Facebook's InferSent[1] has worked reasonably well for me for a variety of sentence level tasks, but I don't have anything I can point to to say that it is really substantially better than averaging word embeddings.

More options is good.

(Also, is Kurzweil part of Google Brain or separate. He doesn't really have nay background in NLP does he?)

[1] https://github.com/facebookresearch/InferSent

2 comments

"Also, is Kurzweil part of Google Brain or separate. He doesn't really have nay background in NLP does he?"

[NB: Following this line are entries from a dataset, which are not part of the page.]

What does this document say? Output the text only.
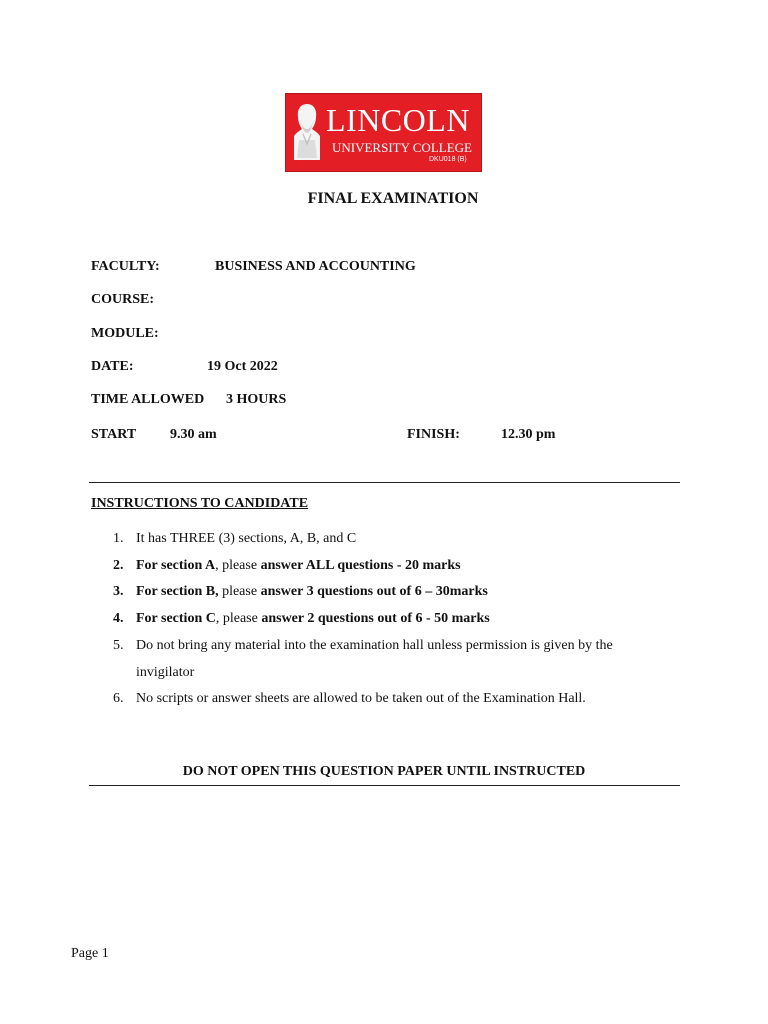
LINCOLN
UNIVERSITY COLLEGE
DKU018 (B)
FINAL EXAMINATION
FACULTY:	BUSINESS AND ACCOUNTING
COURSE:
MODULE:
DATE:	19 Oct 2022
TIME ALLOWED 3 HOURS
START 9.30 am	FINISH:	12.30 pm
INSTRUCTIONS TO CANDIDATE
1. It has THREE (3) sections, A, B, and C
2. For section A, please answer ALL questions - 20 marks
3. For section B, please answer 3 questions out of 6 – 30marks
4. For section C, please answer 2 questions out of 6 - 50 marks
5. Do not bring any material into the examination hall unless permission is given by the
invigilator
6. No scripts or answer sheets are allowed to be taken out of the Examination Hall.
DO NOT OPEN THIS QUESTION PAPER UNTIL INSTRUCTED
Page 1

From Wikipedia: "Raymond "Ray" Kurzweil (/ˈkɜːrzwaɪl/ KURZ-wyl; born February 12, 1948) is an American author, computer scientist, inventor and futurist. Aside from futurism, he is involved in fields such as optical character recognition (OCR), text-to-speech synthesis, speech recognition technology, and electronic keyboard instruments.... Kurzweil was the principal inventor of... the first print-to-speech reading machine for the blind,[3] the first commercial text-to-speech synthesizer,[4]... and the first commercially marketed large-vocabulary speech recognition."

He's been in the general space of NLP for quite a while.

For the record, good old fashioned bag of words representations (tf-idf, LDA, LSA) still provide useful representations for documents. Obviously we hope to do better, but recently people act like there's no way of turning a document into a vector.
Bag of word representations work fine for some applications.

The reason people want better representations is for the applications where they don’t. For example, Bag of words doesn’t capture agreement or disagree well, whereas better representations can.